Em resumo, antes de finalizar a contratação, o contratante receberá informações do produto e registro na ANS; tipo de contratação; segmentação assistencial; área geográfica de abrangência do plano; área de atuação; padrão de acomodação em internação; formação do preço; e serviços e coberturas adicionais. A regra prevê que o consumidor deverá preencher suas informações e encaminhar a documentação. A operadora deverá, no prazo máximo de 25 dias corridos (contados a partir da data de envio das informações necessárias), concluir o processo de contratação e disponibilizar as opções de pagamento e, se houver necessidade de perícia ou de entrevista qualificada, a operadora deverá oferecer ao consumidor no mínimo três opções de data e horário, dentro do prazo de 25 dias corridos. Outros detalhamentos foram estabelecidos de forma a resguardar o consumidor e também as operadoras.

Esse avanço deve, na nossa visão, ser acompanhado por outras inovações no campo digital. A começar pela expansão de oferta de produtos, especialmente por meio da adoção de franquias e coparticipação. Especificamente no campo empresarial, temos mostrado importantes experiências internacionais, extremamente positivas, nos planos de saúde com contas de poupança e franquias anuais.

A venda online de planos de saúde é um importante instrumento para empoderar o consumidor/beneficiário. Mas é insuficiente. Temos apontado, nesse espaço, a necessidade de o País avançar – e a ANS pode ser um elemento importante nesse processo – na construção e divulgação de indicadores de qualidade de prestadores de serviços, especialmente para hospitais, mas também pode ser estendido para clínicas e laboratórios.

Da mesma forma, seria uma oportunidade muito interessante, a partir da adoção de novos planos de coparticipação e franquias, que o beneficiário pudesse comparar, no ambiente virtual, os valores cobrados pelos prestadores.
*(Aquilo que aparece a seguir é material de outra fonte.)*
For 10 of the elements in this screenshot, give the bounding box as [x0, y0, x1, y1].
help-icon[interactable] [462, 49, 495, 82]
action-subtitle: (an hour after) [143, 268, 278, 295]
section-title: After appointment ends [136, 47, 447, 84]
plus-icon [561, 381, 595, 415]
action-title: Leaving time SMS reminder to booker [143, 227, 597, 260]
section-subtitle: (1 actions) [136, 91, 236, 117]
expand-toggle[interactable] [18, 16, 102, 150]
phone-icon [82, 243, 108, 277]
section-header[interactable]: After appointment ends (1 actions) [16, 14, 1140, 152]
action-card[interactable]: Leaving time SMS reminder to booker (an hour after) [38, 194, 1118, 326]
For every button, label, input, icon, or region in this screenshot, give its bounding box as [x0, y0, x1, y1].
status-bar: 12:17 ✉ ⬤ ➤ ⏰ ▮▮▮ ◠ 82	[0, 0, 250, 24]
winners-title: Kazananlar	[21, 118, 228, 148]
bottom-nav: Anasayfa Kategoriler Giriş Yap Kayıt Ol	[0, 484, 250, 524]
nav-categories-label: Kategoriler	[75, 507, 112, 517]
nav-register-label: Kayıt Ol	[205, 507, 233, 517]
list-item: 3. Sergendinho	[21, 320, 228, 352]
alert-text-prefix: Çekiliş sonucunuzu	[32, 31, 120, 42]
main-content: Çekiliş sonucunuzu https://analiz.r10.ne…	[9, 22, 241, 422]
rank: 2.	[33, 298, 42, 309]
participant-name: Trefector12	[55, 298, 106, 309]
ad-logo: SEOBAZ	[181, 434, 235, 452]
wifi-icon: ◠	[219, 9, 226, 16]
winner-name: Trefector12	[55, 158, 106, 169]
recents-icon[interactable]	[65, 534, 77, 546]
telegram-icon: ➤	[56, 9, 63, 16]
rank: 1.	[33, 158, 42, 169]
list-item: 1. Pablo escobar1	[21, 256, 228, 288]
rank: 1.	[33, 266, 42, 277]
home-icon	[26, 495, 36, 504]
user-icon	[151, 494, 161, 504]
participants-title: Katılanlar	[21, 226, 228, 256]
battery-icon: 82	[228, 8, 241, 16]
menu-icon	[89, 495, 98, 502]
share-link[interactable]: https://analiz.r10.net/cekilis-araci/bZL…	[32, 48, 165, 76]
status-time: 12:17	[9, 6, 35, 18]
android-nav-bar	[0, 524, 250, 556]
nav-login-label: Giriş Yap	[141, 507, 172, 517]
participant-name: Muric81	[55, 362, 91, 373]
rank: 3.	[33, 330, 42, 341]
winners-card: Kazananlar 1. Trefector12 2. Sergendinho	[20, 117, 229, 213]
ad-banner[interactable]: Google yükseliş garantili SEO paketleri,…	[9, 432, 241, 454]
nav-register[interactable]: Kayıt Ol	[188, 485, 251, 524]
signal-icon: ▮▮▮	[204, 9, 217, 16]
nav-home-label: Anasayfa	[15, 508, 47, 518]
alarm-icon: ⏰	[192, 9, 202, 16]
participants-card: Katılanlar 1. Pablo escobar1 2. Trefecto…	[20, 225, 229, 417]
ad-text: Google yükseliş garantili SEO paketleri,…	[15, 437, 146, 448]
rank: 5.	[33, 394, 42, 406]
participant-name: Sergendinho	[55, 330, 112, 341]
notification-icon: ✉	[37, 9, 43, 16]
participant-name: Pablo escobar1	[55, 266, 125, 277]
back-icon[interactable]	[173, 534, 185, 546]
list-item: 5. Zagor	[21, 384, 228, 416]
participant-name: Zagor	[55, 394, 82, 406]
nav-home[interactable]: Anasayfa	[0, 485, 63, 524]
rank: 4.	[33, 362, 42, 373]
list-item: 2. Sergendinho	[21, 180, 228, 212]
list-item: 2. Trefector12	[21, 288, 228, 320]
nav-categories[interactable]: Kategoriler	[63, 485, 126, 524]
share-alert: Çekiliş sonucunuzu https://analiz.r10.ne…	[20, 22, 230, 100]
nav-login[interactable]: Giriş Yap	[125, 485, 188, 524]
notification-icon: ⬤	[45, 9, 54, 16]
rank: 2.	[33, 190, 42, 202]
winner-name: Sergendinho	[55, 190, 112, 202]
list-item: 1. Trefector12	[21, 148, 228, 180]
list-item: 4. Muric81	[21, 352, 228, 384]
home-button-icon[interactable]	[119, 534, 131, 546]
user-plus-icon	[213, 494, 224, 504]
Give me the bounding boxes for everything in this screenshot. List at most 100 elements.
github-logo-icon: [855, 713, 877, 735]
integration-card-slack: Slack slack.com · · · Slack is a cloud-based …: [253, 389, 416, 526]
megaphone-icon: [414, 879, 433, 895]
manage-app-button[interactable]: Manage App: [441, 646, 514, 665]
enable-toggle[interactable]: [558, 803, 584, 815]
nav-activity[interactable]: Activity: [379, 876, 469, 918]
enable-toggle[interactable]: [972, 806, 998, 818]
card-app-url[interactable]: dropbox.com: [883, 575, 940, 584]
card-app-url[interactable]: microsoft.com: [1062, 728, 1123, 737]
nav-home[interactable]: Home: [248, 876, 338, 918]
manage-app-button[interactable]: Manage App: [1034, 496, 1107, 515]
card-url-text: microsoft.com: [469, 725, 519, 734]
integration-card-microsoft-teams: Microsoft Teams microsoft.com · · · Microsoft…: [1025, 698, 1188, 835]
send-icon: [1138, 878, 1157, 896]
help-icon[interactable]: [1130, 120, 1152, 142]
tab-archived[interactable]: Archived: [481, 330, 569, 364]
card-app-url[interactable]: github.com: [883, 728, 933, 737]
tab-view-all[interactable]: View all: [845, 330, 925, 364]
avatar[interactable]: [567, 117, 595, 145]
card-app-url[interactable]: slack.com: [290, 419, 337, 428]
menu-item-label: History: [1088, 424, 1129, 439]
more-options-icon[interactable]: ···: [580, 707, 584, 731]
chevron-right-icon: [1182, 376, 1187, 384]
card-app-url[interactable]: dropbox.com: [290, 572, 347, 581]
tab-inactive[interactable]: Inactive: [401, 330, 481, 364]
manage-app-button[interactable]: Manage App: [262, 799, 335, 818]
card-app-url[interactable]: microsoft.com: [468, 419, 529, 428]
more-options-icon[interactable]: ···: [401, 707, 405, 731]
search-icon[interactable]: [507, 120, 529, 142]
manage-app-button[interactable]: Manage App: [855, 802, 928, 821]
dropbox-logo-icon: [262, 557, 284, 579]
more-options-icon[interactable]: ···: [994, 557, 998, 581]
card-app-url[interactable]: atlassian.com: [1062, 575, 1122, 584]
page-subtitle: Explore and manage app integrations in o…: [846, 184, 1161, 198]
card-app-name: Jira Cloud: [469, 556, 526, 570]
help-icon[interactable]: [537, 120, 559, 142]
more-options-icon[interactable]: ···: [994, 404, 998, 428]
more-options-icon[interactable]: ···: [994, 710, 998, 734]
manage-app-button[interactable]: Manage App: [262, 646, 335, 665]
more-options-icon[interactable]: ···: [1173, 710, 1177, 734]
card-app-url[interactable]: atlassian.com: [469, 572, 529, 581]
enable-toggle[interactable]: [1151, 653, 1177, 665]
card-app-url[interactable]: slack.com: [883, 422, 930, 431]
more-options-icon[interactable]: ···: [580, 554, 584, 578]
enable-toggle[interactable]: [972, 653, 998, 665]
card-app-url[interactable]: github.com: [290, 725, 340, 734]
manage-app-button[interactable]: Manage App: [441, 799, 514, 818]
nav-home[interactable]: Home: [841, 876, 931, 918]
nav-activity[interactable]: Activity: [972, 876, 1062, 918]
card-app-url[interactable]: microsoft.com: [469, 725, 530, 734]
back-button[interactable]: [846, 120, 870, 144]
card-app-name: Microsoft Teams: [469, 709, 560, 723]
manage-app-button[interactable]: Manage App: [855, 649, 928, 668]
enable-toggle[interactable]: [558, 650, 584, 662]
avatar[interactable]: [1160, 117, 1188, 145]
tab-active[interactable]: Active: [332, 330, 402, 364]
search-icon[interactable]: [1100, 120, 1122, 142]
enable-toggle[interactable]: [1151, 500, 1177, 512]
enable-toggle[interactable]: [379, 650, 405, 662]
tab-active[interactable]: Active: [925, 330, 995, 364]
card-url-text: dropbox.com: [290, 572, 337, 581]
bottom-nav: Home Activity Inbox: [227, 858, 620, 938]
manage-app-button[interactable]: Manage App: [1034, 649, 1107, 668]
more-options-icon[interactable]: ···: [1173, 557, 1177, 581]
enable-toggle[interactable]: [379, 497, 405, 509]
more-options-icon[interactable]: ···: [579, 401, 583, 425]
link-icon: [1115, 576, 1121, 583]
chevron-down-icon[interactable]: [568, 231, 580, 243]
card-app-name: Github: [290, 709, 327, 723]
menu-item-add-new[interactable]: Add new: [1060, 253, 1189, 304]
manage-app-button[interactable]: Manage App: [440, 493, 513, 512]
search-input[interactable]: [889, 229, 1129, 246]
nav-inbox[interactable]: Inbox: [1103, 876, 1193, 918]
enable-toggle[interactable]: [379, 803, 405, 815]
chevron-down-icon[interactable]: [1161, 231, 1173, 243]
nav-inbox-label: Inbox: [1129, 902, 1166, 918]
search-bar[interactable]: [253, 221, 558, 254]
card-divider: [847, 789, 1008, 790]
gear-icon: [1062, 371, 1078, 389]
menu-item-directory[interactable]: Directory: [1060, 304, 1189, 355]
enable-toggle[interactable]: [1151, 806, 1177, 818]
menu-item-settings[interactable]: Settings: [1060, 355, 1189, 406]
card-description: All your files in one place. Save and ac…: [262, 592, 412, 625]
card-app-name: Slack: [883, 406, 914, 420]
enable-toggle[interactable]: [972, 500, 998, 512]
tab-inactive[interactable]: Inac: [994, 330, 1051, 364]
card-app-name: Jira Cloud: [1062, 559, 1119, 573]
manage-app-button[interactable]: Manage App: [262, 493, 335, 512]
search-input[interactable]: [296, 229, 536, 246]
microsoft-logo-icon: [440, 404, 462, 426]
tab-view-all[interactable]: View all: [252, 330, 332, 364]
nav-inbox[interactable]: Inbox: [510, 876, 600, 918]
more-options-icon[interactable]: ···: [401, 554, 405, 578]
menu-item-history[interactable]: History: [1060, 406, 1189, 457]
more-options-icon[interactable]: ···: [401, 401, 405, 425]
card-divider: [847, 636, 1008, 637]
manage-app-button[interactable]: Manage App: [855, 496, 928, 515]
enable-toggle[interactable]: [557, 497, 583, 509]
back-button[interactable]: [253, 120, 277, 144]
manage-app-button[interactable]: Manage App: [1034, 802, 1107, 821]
O poder de comparação gerado pelas informações de custos por uso, rankings de qualidade e aquisição online dos planos de saúde se tornariam um conjunto poderoso de transparência da cadeia produtiva da saúde, geraria maior equilíbrio nas relações, busca por uma precificação mais justa e, obviamente, maior competição entre os agentes, algo que os consumidores certamente vão aprovar. Logo, as iniciativas de venda online podem ser o início de uma agenda mais ampla de transparência e comparabilidade no setor.